Intraplacental choriocarcinoma with fetomaternal transfusion

Intraplacental choriocarcinoma is very rare, and is usually found only after maternal and fetal metastatic disease is identified. The purpose of this case report is to review the incidence and findings of intraplacental choriocarcinoma. A term placenta was investigated because the newborn was born with severe anemia (Hb 3.0 g/dL). A 2 cm nodule was noted on the surface of the amniotic membrane and grossly resembled an infarction. The tumor was examined microscopically with immunohistochemical staining for the alpha- and beta-human chorionic gonadotropin (alpha-hCG, beta-hCG) subunits, human placental lactogen (hPL) and Ki-67. Microscopically, the tumor consisted of necrotic areas with proliferation of atypical trophoblastic cells and destruction of the villi and capillaries. The cells were positive for the alpha-hCG, beta-hCG subunits, hPL and Ki-67, consistent with intraplacental choriocarcinoma. The mother and newborn were investigated for the presence of metastatic disease. Computed tomography scans and magnetic resonance imaging of the mother and infant were negative for metastatic disease. Choriocarcinoma, limited only to the placenta with no evidence of metastatic disease is very rare. Primary intraplacental choriocarcinoma may frequently be overlooked or missed, and choriocarcinoma may possibly arise in the placenta more often than in retained or persistent trophoblast following pregnancy.     

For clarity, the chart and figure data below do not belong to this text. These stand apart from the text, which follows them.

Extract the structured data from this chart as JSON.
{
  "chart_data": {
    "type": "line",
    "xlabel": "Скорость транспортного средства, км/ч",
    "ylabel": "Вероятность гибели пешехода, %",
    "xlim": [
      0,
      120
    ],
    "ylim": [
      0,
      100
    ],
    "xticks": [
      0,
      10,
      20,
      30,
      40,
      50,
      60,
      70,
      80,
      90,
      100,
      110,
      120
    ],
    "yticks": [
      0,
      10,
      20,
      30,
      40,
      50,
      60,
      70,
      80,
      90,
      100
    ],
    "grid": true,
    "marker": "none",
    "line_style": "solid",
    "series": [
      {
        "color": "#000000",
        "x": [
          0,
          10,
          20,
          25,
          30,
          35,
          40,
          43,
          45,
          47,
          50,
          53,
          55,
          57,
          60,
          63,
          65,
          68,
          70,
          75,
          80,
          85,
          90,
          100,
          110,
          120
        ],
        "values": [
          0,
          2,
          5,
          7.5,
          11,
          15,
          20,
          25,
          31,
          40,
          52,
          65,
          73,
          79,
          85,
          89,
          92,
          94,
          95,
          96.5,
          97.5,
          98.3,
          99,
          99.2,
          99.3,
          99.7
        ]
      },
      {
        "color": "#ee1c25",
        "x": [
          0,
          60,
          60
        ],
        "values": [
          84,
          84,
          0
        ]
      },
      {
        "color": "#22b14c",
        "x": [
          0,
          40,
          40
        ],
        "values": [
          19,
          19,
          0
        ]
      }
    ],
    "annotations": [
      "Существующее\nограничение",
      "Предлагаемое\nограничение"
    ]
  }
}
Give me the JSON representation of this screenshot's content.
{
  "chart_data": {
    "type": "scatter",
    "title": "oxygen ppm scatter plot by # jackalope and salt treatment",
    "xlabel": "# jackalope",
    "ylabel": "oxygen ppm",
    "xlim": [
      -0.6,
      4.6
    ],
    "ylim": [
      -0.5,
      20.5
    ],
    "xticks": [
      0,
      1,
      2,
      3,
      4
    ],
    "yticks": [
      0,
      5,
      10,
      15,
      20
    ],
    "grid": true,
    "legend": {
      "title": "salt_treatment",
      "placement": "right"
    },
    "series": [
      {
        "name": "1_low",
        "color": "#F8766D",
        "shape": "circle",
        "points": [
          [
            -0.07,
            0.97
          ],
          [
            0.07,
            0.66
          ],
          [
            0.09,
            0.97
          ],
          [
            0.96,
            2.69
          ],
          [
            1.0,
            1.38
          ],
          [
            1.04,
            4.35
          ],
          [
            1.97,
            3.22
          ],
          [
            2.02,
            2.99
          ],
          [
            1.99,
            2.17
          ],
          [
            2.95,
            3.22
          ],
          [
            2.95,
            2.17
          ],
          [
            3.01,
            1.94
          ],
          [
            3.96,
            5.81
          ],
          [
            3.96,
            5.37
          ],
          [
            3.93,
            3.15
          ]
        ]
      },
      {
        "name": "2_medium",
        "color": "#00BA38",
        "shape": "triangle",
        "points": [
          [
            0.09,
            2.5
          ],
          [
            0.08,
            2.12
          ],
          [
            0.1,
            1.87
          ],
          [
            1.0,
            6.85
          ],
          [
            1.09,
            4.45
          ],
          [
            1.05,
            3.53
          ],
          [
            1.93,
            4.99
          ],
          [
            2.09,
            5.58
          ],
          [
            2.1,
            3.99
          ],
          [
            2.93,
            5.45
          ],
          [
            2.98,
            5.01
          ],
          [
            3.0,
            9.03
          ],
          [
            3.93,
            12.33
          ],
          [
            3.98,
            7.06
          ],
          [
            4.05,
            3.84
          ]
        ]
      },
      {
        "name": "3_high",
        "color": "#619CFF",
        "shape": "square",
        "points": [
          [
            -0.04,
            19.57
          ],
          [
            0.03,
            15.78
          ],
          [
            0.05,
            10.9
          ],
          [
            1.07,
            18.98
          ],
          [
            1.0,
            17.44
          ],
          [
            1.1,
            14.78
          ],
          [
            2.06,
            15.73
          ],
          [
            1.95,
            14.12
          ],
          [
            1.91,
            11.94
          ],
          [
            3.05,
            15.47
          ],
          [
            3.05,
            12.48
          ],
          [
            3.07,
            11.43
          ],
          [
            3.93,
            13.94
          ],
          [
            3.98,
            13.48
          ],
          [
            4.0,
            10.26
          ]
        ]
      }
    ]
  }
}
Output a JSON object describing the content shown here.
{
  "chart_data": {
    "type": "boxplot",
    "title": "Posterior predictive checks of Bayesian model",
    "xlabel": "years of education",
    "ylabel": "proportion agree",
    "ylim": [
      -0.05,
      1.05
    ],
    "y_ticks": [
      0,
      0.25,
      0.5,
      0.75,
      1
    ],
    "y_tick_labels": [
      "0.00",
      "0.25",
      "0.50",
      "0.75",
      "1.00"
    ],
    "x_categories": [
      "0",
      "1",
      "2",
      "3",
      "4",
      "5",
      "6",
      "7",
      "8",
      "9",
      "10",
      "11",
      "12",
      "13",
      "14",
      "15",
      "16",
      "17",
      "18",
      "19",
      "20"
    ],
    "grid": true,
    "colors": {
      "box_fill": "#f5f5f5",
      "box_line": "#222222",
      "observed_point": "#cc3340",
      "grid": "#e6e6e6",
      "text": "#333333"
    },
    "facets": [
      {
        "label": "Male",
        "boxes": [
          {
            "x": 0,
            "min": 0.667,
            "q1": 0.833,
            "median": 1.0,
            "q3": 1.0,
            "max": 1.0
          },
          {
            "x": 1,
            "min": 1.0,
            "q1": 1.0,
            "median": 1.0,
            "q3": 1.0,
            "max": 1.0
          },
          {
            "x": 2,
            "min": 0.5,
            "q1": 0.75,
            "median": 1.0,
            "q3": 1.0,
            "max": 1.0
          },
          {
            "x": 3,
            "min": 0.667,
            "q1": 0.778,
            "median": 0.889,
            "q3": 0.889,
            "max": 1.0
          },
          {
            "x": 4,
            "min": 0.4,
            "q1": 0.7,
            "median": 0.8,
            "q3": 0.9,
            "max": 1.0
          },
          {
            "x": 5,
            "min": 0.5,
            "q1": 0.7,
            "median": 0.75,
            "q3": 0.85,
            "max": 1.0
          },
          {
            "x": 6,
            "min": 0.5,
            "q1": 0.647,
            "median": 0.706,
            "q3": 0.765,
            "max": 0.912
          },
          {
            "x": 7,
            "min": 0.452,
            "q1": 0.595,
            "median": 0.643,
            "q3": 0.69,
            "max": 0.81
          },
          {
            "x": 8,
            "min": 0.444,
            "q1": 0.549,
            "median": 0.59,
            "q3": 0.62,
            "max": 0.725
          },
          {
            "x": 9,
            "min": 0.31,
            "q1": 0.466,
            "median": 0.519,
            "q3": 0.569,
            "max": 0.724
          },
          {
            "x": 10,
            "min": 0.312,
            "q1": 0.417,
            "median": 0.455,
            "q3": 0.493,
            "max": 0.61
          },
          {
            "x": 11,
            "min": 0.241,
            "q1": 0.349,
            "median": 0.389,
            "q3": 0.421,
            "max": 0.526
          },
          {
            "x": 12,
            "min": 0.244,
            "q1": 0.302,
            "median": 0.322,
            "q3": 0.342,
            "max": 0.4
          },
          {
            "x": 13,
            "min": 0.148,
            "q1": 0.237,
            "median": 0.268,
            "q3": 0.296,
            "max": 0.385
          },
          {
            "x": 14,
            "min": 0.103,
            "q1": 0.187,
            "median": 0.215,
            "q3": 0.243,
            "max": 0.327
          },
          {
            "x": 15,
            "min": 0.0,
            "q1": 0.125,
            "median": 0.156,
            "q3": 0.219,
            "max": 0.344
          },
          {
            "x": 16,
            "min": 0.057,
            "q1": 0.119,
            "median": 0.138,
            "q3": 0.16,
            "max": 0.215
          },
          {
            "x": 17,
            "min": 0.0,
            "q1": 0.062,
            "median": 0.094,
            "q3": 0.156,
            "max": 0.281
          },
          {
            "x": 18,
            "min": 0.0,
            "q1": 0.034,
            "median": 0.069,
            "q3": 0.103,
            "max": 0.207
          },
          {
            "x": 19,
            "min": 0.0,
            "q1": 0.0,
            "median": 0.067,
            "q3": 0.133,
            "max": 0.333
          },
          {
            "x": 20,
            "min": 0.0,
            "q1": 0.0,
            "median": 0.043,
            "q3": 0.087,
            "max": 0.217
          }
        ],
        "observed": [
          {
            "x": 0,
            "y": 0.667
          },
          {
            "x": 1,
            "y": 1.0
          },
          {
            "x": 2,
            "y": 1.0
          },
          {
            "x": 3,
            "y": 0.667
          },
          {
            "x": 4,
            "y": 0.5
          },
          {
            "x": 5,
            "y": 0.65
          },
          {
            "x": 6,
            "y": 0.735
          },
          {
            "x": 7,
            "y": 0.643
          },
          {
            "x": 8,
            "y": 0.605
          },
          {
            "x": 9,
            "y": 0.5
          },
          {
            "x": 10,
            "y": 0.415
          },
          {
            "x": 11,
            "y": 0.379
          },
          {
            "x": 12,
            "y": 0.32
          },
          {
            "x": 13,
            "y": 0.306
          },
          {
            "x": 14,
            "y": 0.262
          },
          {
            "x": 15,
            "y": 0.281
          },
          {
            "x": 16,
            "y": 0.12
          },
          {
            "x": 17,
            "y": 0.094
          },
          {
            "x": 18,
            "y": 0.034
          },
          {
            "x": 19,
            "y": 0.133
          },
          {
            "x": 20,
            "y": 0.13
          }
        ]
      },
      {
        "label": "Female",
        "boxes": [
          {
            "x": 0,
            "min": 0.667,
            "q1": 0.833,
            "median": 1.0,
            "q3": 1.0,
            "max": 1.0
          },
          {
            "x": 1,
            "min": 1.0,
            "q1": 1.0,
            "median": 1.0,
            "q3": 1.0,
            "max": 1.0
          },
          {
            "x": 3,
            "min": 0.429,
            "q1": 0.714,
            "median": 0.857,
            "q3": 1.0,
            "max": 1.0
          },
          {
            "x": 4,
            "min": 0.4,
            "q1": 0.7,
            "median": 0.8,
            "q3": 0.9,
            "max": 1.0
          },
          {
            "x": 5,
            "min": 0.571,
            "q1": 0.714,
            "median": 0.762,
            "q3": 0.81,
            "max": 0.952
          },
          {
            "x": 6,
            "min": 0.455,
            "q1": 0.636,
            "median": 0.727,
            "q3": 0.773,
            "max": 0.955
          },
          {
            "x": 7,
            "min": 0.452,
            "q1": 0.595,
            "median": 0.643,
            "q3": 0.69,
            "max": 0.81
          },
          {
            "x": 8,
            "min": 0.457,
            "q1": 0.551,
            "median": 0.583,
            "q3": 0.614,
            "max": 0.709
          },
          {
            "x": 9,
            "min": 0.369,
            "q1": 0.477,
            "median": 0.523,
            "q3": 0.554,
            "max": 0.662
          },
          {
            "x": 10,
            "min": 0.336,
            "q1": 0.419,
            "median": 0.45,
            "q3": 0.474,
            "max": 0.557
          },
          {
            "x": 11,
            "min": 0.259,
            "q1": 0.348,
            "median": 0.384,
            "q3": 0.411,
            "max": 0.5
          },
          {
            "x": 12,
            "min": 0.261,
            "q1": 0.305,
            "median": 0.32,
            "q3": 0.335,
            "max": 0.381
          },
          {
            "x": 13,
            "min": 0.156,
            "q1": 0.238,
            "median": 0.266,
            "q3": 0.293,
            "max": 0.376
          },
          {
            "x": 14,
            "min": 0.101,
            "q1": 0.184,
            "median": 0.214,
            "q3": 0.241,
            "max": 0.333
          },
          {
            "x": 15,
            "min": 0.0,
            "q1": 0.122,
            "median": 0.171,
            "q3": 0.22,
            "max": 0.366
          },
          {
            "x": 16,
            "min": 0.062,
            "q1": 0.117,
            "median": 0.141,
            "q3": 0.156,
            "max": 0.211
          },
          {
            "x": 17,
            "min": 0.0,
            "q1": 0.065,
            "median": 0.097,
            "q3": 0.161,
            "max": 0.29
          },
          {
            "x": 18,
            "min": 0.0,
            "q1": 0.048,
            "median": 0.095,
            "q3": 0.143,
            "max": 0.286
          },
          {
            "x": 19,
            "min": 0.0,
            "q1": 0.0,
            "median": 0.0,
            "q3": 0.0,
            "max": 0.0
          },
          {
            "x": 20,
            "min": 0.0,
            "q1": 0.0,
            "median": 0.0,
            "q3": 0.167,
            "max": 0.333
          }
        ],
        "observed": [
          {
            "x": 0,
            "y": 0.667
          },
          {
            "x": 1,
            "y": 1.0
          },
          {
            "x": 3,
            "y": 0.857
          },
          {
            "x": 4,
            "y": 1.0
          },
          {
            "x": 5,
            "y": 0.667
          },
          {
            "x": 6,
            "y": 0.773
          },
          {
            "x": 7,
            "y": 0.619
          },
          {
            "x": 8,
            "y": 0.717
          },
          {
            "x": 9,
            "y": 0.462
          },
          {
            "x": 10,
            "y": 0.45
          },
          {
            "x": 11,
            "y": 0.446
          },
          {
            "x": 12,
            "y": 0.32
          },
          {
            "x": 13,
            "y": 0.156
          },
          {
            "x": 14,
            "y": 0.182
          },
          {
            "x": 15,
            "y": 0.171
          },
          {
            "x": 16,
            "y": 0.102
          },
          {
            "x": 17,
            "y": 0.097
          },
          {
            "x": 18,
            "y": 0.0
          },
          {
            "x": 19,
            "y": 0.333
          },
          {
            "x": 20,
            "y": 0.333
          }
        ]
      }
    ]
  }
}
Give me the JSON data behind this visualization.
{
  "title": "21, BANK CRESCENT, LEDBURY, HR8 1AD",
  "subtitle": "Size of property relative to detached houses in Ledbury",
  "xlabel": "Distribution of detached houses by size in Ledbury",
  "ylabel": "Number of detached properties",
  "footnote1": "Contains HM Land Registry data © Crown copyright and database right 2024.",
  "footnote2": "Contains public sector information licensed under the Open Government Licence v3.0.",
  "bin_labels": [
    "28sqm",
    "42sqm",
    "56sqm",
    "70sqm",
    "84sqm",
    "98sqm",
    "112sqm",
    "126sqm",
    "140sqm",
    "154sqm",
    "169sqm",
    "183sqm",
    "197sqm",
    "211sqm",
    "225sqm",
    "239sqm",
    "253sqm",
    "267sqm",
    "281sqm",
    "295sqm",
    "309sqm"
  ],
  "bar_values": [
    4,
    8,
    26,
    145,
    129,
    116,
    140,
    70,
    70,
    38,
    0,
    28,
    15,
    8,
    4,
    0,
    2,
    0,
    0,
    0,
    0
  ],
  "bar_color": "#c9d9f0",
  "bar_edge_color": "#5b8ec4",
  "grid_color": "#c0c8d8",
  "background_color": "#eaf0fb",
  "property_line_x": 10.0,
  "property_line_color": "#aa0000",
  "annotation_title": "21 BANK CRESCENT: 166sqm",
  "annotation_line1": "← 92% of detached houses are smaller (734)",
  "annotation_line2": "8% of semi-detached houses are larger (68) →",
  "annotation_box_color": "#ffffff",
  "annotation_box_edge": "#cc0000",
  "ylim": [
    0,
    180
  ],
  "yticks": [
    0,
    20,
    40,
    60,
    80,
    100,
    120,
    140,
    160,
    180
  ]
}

Intraplacental Choriocarcinoma Associated with Viable Pregnancy: Pathologic Features and Implications for the Mother and Infant

Choriocarcinoma arising in the placenta, or intraplacental choriocarcinoma, has seldom been reported, particularly in the absence of maternal metastases. Reluctance to diagnose choriocarcinoma in the presence of chorionic villi can delay diagnosis; however, timely diagnosis of choriocarcinoma is prognostically important, both for the mother and infant. We report the clinicopathologic findings in five mothers and infants in whom choriocarcinoma was identified in the placenta. None of the mothers had a history of gestational trophoblastic disease in previous pregnancies. Three placentas were similar with a single small lesion grossly suggesting a small infarct; microscopically these consisted of infarcted areas surrounded by choriocarcinoma. These three mothers were unusual in that none had metastatic choriocarcinoma; two were treated with chemotherapy and remained disease-free; the third was lost to follow-up shortly following delivery. The remaining two mothers had known pulmonary metastases at time of delivery. One of these latter two placentas contained a large marginal lesion microscopically identified as choriocarcinoma. The fifth placenta had rare microscopic foci of choriocarcinoma, and sheets of necrotic choriocarcinoma were identified in “blood clot” submitted with the placenta. In four of the five cases the choriocarcinoma appeared to be arising from otherwise normal chorionic villi, and in no case was there invasion of the villous stroma. All of the infants survived, and none had evidence of choriocarcinoma. These cases support the concept that choriocarcinoma associated with otherwise normal pregnancy arises in the placenta and may be more common than reported. Received August 11, 1997; accepted December 8, 1997.